From Seattle to Scotland, salmon play a starring role in human culture wherever the great fish flourish, and historical Bohemia was no exception. Aristocrats gave salmon as presents, a custom called “honor with fish,” and residents of Hamburg used salmon bile and fat to treat conjunctivitis and earaches. In towns along the Elbe, anglers deployed an ingenious arsenal of techniques to capture salmon, including weirs, nets, traps, and spears, called krondle, that experienced fishermen could hurl the width of the river.

But the bounty didn’t last. Though centuries of fishing undoubtedly dented the salmon population, industrial development at the turn of the 20th century truly destroyed the species’ presence in Bohemia. Tanneries, textile mills, and glue factories polluted the water; gravel mining and dredging damaged habitat; and a set of locks, completed in 1935, fatally bisected the Elbe. Even fish whose Latin name, Salmo salar, means “leaper” couldn’t surmount the barrier.
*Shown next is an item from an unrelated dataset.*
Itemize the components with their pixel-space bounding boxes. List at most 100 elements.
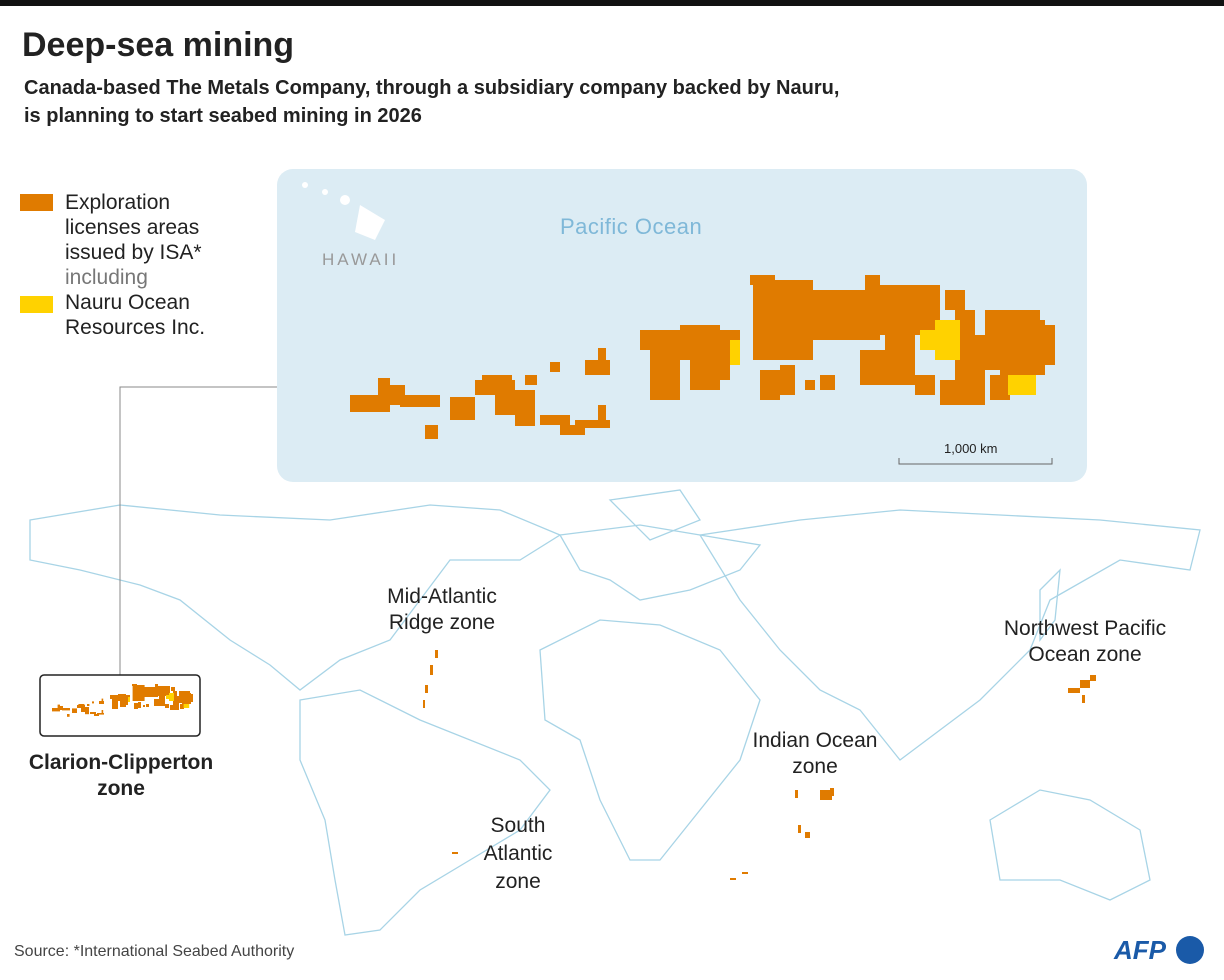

As the Elbe’s runs collapsed, authorities responded by introducing millions of hatchery-bred salmon into the river. The stocking helped at first, but in the end it may have done more harm than good. Wild salmon evolve to thrive in their specific local conditions, and flooding the gene pool with hatchery fish can dilute those adaptations, ultimately depressing runs. By the mid-20th century, the Elbe’s salmon had vanished.

Young salmon are transported in bags before being introduced into the Elbe River in Neustadt, Germany. Photo by David W. Cerny/Reuters/Corbis

Bohemia’s salmon saga was far from unique. At the same time as the Elbe’s runs were waning, humans were exterminating Atlantic salmon from waterways throughout Europe and North America. Once, Salmo salar coursed up the Seine, the Thames, the Charles, and hundreds of other rivers, until the usual suspects—dams, pollution, habitat destruction—obliterated stocks. Today, lingering runs are often pitiful relicts. In 2014, for instance, just 32 lonely salmon trickled back to the Connecticut River. “We made the same mistakes over the same period of time,” says John Waldman, an aquatic conservation biologist at Queens College in New York. 
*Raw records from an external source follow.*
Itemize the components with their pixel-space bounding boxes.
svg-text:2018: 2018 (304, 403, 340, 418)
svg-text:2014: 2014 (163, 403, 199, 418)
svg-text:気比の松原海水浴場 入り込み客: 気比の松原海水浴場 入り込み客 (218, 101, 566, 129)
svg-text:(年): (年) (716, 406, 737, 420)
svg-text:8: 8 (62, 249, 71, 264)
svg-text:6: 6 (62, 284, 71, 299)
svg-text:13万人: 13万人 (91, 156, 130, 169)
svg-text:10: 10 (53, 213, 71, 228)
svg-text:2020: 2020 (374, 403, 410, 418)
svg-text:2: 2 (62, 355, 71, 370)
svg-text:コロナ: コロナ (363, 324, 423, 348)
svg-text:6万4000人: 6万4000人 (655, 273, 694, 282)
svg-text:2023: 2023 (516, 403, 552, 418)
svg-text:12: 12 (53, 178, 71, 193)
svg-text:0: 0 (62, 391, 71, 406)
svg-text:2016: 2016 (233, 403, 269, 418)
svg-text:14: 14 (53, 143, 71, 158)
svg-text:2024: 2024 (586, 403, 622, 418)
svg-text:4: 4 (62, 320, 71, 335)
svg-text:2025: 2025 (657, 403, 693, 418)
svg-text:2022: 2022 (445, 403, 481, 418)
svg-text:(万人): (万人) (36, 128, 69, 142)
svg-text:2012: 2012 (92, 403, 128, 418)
In many places, the initial disappearance of salmon and other sea-run fish, like sturgeon, herring, and shad, created a devastating conservation feedback loop. As fish populations fade, they surrender their hold on our minds. After a while, empty rivers come to feel normal. When scientists succumb to such intergenerational amnesia, it’s called shifting baseline syndrome; when the general public turns apathetic, Waldman calls it “eco-social anomie.”

The antidote, of course, is keeping species vibrant in the first place. “We can agree that water protection and free passage through rivers and protection against overharvest cannot be neglected,” says Andreska by email.
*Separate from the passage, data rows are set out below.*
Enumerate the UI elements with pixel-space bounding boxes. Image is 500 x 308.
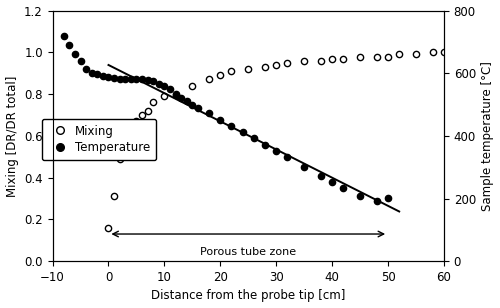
Legend: Mixing, Temperature: Mixing, Temperature	[42, 119, 156, 160]
X-axis label: Distance from the probe tip [cm]: Distance from the probe tip [cm]	[151, 290, 346, 302]
Y-axis label: Sample temperature [°C]: Sample temperature [°C]	[482, 61, 494, 211]
Y-axis label: Mixing [DR/DR total]: Mixing [DR/DR total]	[6, 75, 18, 197]
Text: Porous tube zone: Porous tube zone	[200, 246, 296, 257]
In ecosystems like the Elbe, however, where fish have already been wiped out, conservation must pass the torch to reintroduction.

Volunteers release young salmon into the Kamenice River, a tributary of the Elbe, as part of a salmon reintroduction program that has been running since 1998. Photo by David W. Cerny/Reuters/Corbis

Though the unique genes of the Bohemian salmon are gone forever, the river itself is not lost. Water quality has improved; biologists and anglers have continued to introduce hatchery fish from Ireland, Sweden, and Norway; and in 2006 a fisherman, to his surprise, caught a meter-long salmon—the Elbe’s first in 57 years. Today, a handful of Atlantic salmon return annually.

We may have destroyed Bohemia’s salmon, but we can still bring them back—and remembering their former glory is a good place to start. “That’s one of the values of historical ecology,” says Waldman. “It gives us a chance to reflect on what we’ve lost.”